Im Podcast Unicorn Bakery spricht Wefox Gründer Julian Teicke über den Aufstieg und den Fall seines Startups. Welche Entscheidungen das Unternehmen ins Wanken brachten und warum er heute keinen eigenen Risikoträgers mehr bauen würde. Seine These: Traumatisierte Gründer bauen die schlechteren Firmen.
Der teuerste Satz seiner Karriere
Teicke sammelte über eine Milliarde ein. Rückblickend war genau das das Problem. "Ich habe über eine Milliarde eingeworben. Letztendlich muss man sagen, dass das der größte Fehler war", sagt er. Gemeint ist vor allem die 240 Millionen Series B, die Wefox zum schnellsten Unicorn aller Zeiten machte.
Als 2022 die Zinswende kam und Wettbewerber an der Börse einbrachen, entschied sich Teicke gegen die Vollbremsung. Ein US Investor sprang ab, ein paralleler Zukauf über 400 Millionen Euro sollte trotzdem durchgezogen werden. Der Preis dafür war eine zweifache Liquidationspräferenz auf 400 Millionen frisches Kapital. Im Klartext bedeutet das, dass Investoren im Verkaufsfall zuerst 800 Millionen erhalten, bevor Gründer, Mitarbeiter und Altinvestoren überhaupt etwas sehen.

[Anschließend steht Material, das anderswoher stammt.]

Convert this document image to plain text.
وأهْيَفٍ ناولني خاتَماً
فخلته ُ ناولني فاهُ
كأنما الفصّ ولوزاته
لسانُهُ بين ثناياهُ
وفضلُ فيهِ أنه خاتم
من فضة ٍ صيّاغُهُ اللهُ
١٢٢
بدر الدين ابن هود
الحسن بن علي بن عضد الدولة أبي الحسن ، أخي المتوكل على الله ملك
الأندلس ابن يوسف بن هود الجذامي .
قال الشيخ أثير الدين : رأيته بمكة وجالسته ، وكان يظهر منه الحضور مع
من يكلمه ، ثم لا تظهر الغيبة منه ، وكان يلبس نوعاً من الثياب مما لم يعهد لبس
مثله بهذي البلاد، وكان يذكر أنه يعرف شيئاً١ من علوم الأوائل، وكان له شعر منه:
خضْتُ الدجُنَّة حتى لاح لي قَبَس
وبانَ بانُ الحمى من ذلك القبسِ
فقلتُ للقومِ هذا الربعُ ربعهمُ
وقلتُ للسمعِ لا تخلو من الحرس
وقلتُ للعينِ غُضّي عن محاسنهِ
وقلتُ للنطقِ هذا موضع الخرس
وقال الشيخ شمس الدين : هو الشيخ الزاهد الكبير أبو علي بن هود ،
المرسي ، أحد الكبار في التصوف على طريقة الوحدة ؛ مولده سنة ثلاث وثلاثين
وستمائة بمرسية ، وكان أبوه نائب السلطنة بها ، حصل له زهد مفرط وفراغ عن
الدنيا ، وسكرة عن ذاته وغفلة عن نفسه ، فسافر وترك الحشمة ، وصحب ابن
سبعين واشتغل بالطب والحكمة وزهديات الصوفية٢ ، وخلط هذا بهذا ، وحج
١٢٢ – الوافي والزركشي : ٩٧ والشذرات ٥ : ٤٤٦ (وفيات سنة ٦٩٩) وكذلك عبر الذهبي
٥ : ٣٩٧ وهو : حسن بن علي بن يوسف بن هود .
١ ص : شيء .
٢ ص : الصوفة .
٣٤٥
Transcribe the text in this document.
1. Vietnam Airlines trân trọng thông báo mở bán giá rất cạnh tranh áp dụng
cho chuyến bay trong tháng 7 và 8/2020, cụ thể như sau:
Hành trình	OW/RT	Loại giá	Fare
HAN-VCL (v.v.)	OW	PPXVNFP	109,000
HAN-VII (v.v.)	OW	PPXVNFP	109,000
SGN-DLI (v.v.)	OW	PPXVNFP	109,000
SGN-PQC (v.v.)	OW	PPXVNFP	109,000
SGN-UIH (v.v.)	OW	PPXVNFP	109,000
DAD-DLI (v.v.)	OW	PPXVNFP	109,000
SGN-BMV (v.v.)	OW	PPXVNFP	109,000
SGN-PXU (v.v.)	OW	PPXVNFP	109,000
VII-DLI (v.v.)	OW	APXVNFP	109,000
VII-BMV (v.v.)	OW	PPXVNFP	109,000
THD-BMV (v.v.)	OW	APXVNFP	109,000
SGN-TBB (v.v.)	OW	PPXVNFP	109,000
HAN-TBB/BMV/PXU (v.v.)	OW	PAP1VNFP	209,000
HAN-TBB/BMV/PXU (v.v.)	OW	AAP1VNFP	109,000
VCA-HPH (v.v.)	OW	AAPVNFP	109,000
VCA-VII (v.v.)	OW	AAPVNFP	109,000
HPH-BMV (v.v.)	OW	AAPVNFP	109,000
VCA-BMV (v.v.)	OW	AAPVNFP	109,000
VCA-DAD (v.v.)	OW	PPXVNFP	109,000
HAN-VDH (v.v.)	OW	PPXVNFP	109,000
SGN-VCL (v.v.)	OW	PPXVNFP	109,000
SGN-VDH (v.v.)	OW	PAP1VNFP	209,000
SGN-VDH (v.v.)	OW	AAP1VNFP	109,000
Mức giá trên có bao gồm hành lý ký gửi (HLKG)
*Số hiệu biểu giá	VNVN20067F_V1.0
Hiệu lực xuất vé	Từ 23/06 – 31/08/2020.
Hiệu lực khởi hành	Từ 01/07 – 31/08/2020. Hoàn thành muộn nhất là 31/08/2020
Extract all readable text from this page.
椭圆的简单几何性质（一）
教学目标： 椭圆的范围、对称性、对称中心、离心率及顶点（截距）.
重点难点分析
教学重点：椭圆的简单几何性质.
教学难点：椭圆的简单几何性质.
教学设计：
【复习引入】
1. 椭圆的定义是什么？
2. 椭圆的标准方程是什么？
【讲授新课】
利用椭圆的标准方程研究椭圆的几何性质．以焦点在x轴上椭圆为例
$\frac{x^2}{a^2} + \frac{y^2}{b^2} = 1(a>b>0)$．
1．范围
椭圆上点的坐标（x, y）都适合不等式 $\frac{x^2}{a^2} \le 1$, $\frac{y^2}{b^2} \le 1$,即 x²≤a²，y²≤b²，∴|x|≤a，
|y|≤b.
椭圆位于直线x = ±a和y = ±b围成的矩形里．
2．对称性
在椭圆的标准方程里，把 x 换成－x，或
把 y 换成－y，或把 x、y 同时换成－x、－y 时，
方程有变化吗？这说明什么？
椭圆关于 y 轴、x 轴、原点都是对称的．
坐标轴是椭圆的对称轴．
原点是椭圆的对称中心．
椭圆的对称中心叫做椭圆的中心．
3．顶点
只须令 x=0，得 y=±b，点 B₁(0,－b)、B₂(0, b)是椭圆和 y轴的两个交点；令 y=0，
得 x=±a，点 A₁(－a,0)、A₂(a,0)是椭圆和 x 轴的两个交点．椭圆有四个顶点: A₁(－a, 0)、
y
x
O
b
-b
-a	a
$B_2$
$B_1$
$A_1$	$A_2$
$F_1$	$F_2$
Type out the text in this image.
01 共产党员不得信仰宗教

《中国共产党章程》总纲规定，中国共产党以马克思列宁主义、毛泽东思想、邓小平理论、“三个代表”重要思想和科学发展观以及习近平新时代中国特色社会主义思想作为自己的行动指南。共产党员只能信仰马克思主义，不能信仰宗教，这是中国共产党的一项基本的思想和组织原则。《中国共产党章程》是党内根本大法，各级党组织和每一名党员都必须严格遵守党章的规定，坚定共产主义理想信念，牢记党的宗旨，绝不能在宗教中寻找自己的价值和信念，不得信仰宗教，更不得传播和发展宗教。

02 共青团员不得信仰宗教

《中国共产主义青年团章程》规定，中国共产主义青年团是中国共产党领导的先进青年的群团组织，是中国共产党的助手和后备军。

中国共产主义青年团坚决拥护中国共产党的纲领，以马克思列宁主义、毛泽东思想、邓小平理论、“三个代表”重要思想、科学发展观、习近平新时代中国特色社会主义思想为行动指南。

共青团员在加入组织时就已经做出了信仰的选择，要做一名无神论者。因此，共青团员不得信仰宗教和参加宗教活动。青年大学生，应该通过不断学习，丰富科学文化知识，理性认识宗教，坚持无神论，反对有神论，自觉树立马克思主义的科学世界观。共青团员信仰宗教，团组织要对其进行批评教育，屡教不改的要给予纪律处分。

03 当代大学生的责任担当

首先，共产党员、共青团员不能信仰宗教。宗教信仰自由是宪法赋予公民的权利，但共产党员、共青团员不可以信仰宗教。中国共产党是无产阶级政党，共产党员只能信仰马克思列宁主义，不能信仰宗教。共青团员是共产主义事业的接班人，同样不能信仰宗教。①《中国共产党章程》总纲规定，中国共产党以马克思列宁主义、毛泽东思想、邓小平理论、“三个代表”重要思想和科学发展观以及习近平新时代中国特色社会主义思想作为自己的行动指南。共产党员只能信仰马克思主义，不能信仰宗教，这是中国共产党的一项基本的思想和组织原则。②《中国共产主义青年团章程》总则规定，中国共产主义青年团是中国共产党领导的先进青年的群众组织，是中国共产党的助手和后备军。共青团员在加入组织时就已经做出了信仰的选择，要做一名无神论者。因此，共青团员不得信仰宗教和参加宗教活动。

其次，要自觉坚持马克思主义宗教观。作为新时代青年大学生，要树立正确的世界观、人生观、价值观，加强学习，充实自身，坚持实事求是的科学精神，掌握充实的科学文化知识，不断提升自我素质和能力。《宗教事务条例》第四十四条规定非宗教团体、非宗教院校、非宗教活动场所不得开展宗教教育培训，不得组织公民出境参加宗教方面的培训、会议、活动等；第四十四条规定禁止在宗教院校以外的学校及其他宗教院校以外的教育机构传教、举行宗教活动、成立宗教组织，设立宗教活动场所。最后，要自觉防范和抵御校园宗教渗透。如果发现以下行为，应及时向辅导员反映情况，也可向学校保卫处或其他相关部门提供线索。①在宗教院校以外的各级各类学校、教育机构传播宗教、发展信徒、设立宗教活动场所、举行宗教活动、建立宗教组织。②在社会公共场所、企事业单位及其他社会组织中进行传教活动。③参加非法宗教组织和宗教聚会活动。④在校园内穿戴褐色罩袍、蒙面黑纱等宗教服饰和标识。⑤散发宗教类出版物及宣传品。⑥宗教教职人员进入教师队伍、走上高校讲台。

"Ich habe einfach immer nur mit Wertsteigerungen gerechnet", räumt Teicke ein. Was diese Klauseln mit den Interessen der Investoren anrichten, habe er schlicht nicht verstanden. Als die Börsengänge ausblieben, rechneten die Investoren nach und kamen zu einem simplen Ergebnis: Ein schneller Verkauf bringt ihnen unabhängig von der Bewertung das Zwei bis Dreifache zurück. Die Dynamik entglitt ihm, am Ende stand der Abschied aus der eigenen Firma.
Eigener Risikoträger ein strategischer Irrweg
Wefox startete als Plattform für Versicherungsmakler im Privatkundengeschäft, mit dem Produktportfolio von Drittversicherern. Dann fiel die Entscheidung für einen eigenen Risikoträger, um die Customer Experience vollständig kontrollieren zu können. Heute bewertet Teicke das als Fehler. "Wir sind damit in ein völlig anderes Spielfeld reingegangen", sagt er. Eine Versicherungsbilanz unterliegt regulatorischen Eigenkapitalanforderungen und folgt nicht der Logik margenstarker Software. Sein Fazit fällt knapp aus: "Wir hätten einfach einen Assekuradeur gründen sollen."
Bemerkenswert ist seine Begründung für die damalige Entscheidung. Sie sei nicht in erster Linie vom Bedarf des Unternehmens getrieben gewesen, sondern von der Frage, was gerade bei Investoren funktioniert. Die Abdeckung vollständiger Wertschöpfungsketten waren gerade in Mode. Daraus entstand die Akquisitionsstrategie, weil die Umsatzverdopplung organisch nicht zu schaffen war, wurde Wachstum eingekauft.
Die These vom gesunden Gründer
Der interessanteste Teil des Gesprächs ist der persönliche. Teicke beschreibt seinen früheren Antrieb als "Dirty Fuel". Ablehnung habe bei ihm existenzielle Ängste ausgelöst, er habe kein Nein akzeptiert, weder von Mitarbeitern noch von Partnern oder Investoren. Das habe funktioniert, aber einen Preis gehabt. "Habe ich damit die Welt verbessert? Nein."
Als Gegenbeispiel nennt er Social Media, die Wünsche der Teilnehmer, gemocht zu werden. Gesunde Gründer, so seine Überzeugung, bauen die größeren und nachhaltigeren Unternehmen. Heute arbeitet er deshalb mit Coaches und Therapeuten. Er sieht sich selbst noch nicht am Ziel und berichtet von einem Tag, an dem er nach zwei oder drei Wutausbrüchen im Büro einfach nach Hause ging.
Bauchgefühl schlägt Excel
Ein konkretes operatives Learning betrifft Personalentscheidungen. Sein Bauch habe ihm bei jeder später als falsch erkannten Entscheidung vorher schon Bescheid gesagt, auf dem Papier habe aber alles gepasst. Seine Rechnung dazu: Rational habe man Zugriff auf zwei von zehn Datenpunkten, der Bauch auf acht. Die Bauchentscheidung sei damit die datengetriebenere.
Sein Appell an deutsche Gründer fällt selbstbewusst aus. Talent und Kapital seien in Europa vorhanden, das Problem sei das Mindset. Zur Fehlerkultur sagt er: Das einzige Problem beim Hinfallen sei, nicht wieder aufzustehen.